There’s one performer in the movie who doesn’t venture into the subterranean world, and modern viewers might well ask: why does The Mole People begin with an odd, halting introduction from some doughy professor of English at USC? You’d be forgiven for thinking that Frank C. Baxter was a friend of the producer, or was maybe added at the insistence of some studio bigwig. But in the context of 1956, his presence would have made sense, and it’s likely that at least some of the kids buying tickets to see The Mole People would have recognized Dr. Baxter right away.

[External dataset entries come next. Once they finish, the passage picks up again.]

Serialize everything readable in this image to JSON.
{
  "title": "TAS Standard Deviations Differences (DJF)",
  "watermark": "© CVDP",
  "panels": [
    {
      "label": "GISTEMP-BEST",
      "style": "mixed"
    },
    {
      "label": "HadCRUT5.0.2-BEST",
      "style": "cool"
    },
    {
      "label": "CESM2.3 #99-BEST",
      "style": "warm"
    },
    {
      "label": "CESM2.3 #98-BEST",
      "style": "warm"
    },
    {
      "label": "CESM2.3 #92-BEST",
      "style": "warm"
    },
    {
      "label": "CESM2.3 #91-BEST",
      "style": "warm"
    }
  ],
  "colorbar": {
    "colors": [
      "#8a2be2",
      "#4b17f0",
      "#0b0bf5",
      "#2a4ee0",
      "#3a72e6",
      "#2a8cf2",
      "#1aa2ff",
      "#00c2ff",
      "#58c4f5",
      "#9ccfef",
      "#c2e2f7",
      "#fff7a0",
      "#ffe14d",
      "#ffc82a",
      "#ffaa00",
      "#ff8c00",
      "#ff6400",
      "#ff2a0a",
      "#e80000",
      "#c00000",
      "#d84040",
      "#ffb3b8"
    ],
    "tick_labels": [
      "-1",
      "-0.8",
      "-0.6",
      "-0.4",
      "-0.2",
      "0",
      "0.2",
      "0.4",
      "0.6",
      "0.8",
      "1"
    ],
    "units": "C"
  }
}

Baxter was a popularizer of science in the early days of television, appearing in a number of productions explaining difficult concepts to the layman with a warm, avuncular style. He won a Peabody award for the series Shakespeare on TV in 1955, and largely on the strength of this was chosen to portray the character of “Dr. Research” in Frank Capra’s series of Technicolor films for TV, the Bell System Science Series which ran from 1956 to 1962. The first two films in the series paired Baxter with Eddie Albert; in three more he appeared with It Came From Outer Space star Richard Carlson.
(By the way, this episode of The Bell System Science Series from 1958 might seem a bit clunky to your 21st century eyes, but you should still watch it, sad sack: it contains a nice explainer about the Coriolis effect, and at about 50 minutes in, you will see a very early warning about climate change caused by a rise in CO2 levels. Why didn’t you listen to Baxter and Carlson, America?)
Baxter certainly wasn’t polished in these productions, but by modern standards few people were. While the camera clearly didn’t love the guy, he evidently came across as avuncular and reassuring to viewers, and that was enough.
So it shouldn’t be a big surprise that Baxter turns up in the intro to The Mole People. Universal had used the gimmick of a scientific intro to a sci-fi movie before, most notably in Creature from the Black Lagoon, and it would do so again in The Monolith Monsters with its tedious explainer about meteors.
Baxter’s intro doesn’t really add anything here, and would have been better left on the cutting-room floor (and in fact it was excised from the TV prints). But it seems to have been kept in place to extend the running time of the theatrical version of the movie, which is just shy of 80 minutes.
*So strong was the Hollywood taboo against divorce that even into the 1970s, a blended TV family — such as the one found in The Brady Bunch — could not be made possible by a “failed marriage”. Instead, the pilot episode hurriedly explains that Mike and Carol Brady’s first spouses suffered convenient deaths, and the two unfortunates are never referred to again.